Lyft, the most highly anticipated IPO of 2019 clocked its first trade this morning at $87.24 per share, 22% above the IPO price of $72 per share, the shares ended the day up +9% at $78.29 per share.  This is the first technology IPO in the coveted ‘gig’ economy vertical, Lyft is the second largest ride-hailing company in the U.S., behind Uber.

The public markets have been very receptive towards the Lyft debut, the IPO had priced 10% higher than the midpoint of the original range of $62-68 per share. The company raised $2.7 billion on the back of an upsized share offering of 30.8 million shares. The stock trades under the ticker symbol “LYFT” on the Nasdaq with market capitalization of $24.3 billion (IPO price).

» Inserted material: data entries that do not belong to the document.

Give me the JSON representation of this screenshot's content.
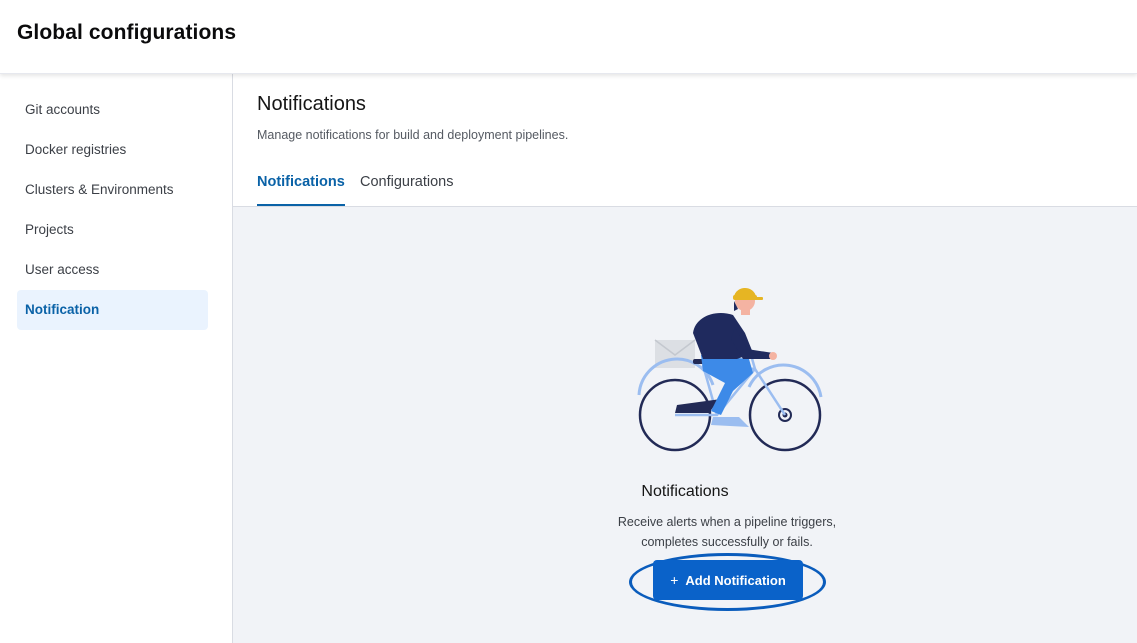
{
  "header": {
    "title": "Global configurations"
  },
  "sidebar": {
    "items": [
      {
        "label": "Git accounts",
        "active": false
      },
      {
        "label": "Docker registries",
        "active": false
      },
      {
        "label": "Clusters & Environments",
        "active": false
      },
      {
        "label": "Projects",
        "active": false
      },
      {
        "label": "User access",
        "active": false
      },
      {
        "label": "Notification",
        "active": true
      }
    ]
  },
  "main": {
    "title": "Notifications",
    "description": "Manage notifications for build and deployment pipelines.",
    "tabs": [
      {
        "label": "Notifications",
        "active": true
      },
      {
        "label": "Configurations",
        "active": false
      }
    ],
    "empty_state": {
      "illustration": "cyclist-with-envelope",
      "title": "Notifications",
      "description_line1": "Receive alerts when a pipeline triggers,",
      "description_line2": "completes successfully or fails.",
      "button_icon": "+",
      "button_label": "Add Notification"
    }
  },
  "colors": {
    "accent": "#0a62a7",
    "button": "#0a62c9",
    "content_bg": "#f1f3f7",
    "active_item_bg": "#eaf3fe"
  }
}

Grizzle’s deep dive on the stock highlighted the near-term trading opportunity in the shares, however, the outlook gets more challenged when Uber announces their IPO, which is anticipated in the first half of 2019.

Based on our in-depth analysis of the company we believe the company will struggle to be cashflow break even before 2026 — that scenario implies a bullish long-term outlook of 11% rider growth per year.

Lyft’s challenge will be to remain relevant to both consumers and investors, something Snap could not achieve. Snap shares are down 45% since its 2017 IPO debut and has a high short interest (17% of float).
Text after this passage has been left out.